Après une courte suspension d’audience, Rachid N., 46 ans, s’avance vers la barre. Le crâne rasé, sweat à capuche noir, jean bleu, le quadragénaire était au volant du véhicule dans lequel Dahbia Benkired est monté avec sa malle et ses deux valises. Il a rencontré l’accusée en 2019, alors qu’elle travaillait dans un bar appartenant à son cousin. Parce qu’elle était « un peu à la rue », il l’avait invitée à passer une nuit chez lui et ils avaient « flirté très légèrement ». « Il n’y a pas eu de suite », explique-t-il. Le jour des faits, elle le contacte pour qu’il passe la chercher dans le 19e arrondissement. La jeune femme lui dit s’être « disputée avec sa sœur qui l’a mise à la porte ». Ils se rendent chez lui, à Asnières, dans les Hauts-de-Seine.

Le témoin, qui ne semble pas vouloir se poser trop de questions, affirme n’avoir « rien senti de particulier » durant le transport. « A aucun moment elle m’a parlé de ce qui y avait, de ce qu’elle avait fait », clame celui qui a été mis en examen dans ce dossier pour recel de cadavre mais qui a bénéficié d’un non-lieu. « On parlait travail, elle avait vraiment envie de trouver un travail stable. Je lui ai donné quelques conseils. On a parlé de tout et de rien. » Selon lui, Dahbia Benkired n’était « ni agitée, ni euphorique, comme d’habitude ». Une fois arrivé chez lui, il la laisse pendant qu’elle prend une douche et se rend chez l’épicier acheter de la vodka et des préservatifs, « au cas où ».

« Le lendemain, j’ai pété un plomb »

Plus tard dans la soirée, après avoir dîné dans un fast-food, elle lui aurait exprimé son souhait de retourner chez sa sœur, à Paris. « A posteriori, on peut dire que vous n’avez pas été très curieux », observe le président. « Je regrette encore, affirme le témoin. Mais je n’ai pas de raison, pour moi, de l’être à ce moment-là. » Le magistrat propose une nouvelle fois à l’accusée de réagir à ce témoignage. « Je souhaite vous dire que je lui ai dit dans la voiture qu’il y avait un corps dedans », déclare-t-elle. « A-t-il fait autre chose ? » lui demande le juge. « Non, je ne l’ai pas vu en tout cas », répond-elle.
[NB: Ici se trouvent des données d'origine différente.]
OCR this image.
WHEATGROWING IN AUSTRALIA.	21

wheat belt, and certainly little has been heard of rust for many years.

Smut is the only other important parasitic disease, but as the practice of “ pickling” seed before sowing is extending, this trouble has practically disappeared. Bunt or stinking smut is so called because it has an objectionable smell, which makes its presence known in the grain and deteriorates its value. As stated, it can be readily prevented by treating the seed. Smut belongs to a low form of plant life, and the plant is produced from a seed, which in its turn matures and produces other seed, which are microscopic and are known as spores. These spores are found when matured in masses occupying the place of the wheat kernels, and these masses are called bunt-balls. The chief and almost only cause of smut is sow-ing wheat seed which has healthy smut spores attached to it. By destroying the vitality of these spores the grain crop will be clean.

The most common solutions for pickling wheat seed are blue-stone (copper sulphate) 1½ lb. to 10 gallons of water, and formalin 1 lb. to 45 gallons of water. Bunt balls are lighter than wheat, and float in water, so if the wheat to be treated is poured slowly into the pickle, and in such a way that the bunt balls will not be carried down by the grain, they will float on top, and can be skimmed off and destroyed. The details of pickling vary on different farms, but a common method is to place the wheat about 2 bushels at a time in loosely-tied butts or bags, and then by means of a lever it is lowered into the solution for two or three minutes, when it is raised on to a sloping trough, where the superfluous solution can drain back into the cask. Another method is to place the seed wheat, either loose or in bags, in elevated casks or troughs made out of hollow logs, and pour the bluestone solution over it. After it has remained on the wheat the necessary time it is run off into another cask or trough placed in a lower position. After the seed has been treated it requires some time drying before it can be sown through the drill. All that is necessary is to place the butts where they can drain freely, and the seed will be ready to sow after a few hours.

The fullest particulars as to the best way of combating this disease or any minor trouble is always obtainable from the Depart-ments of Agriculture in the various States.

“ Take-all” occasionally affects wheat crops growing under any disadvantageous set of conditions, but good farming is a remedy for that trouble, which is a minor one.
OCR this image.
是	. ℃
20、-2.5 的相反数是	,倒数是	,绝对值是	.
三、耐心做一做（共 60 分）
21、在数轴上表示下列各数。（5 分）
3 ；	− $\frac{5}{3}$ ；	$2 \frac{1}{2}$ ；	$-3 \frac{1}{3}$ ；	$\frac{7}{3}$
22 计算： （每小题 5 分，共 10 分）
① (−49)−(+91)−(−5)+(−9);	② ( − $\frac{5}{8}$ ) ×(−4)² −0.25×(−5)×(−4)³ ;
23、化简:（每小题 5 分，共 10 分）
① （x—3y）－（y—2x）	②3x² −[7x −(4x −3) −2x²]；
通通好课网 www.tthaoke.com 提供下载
Les médecins qui ont examiné le corps de Lola ont affirmé, plus tôt dans la matinée, que la jeune fille avait été abusée sexuellement par « pénétration ». « Si ce n’est pas moi, c’est qui ? » s’interroge Dahbia Benkired. « C’est la question qu’on se pose. »

Dahbia Benkired prend ensuite la parole et affirme avoir pris, la veille des faits, « trois Lyrica », un médicament utilisé pour traiter certaines formes d’épilepsie. « C’est ça qui m’a mise dans cet état. Le lendemain, j’ai pété un plomb. » Là encore, le président s’interroge. « Pourquoi n’aviez-vous jamais dit que vous en preniez ? » « Parce que j’avais peur », soutient-elle. Elle explique qu’elle avait l’habitude d’en consommer lorsqu’elle se prostituait, pour se « sentir plus à l’aise ». « J’étais dans le mal, j’étais pas bien, j’avais juste envie de faire du mal à Moustapha », l’un de ses ex-compagnons.

– Le lendemain, j’ai pété un plomb.

– Vous êtes en train de nous dire que ce sont les 3 comprimés de Lyrica qui…

– Oui.

– Vous ne l’aviez jamais dit ça avant. En quoi, ça peut expliquer ce que vous avez fait à Lola ?

– Je sais pas, je n’étais pas moi-même.

Le procès se poursuit mardi avec l’audition d’autres témoins. Le verdict est attendu le 24 octobre. L’accusée encourt la réclusion criminelle à perpétuité.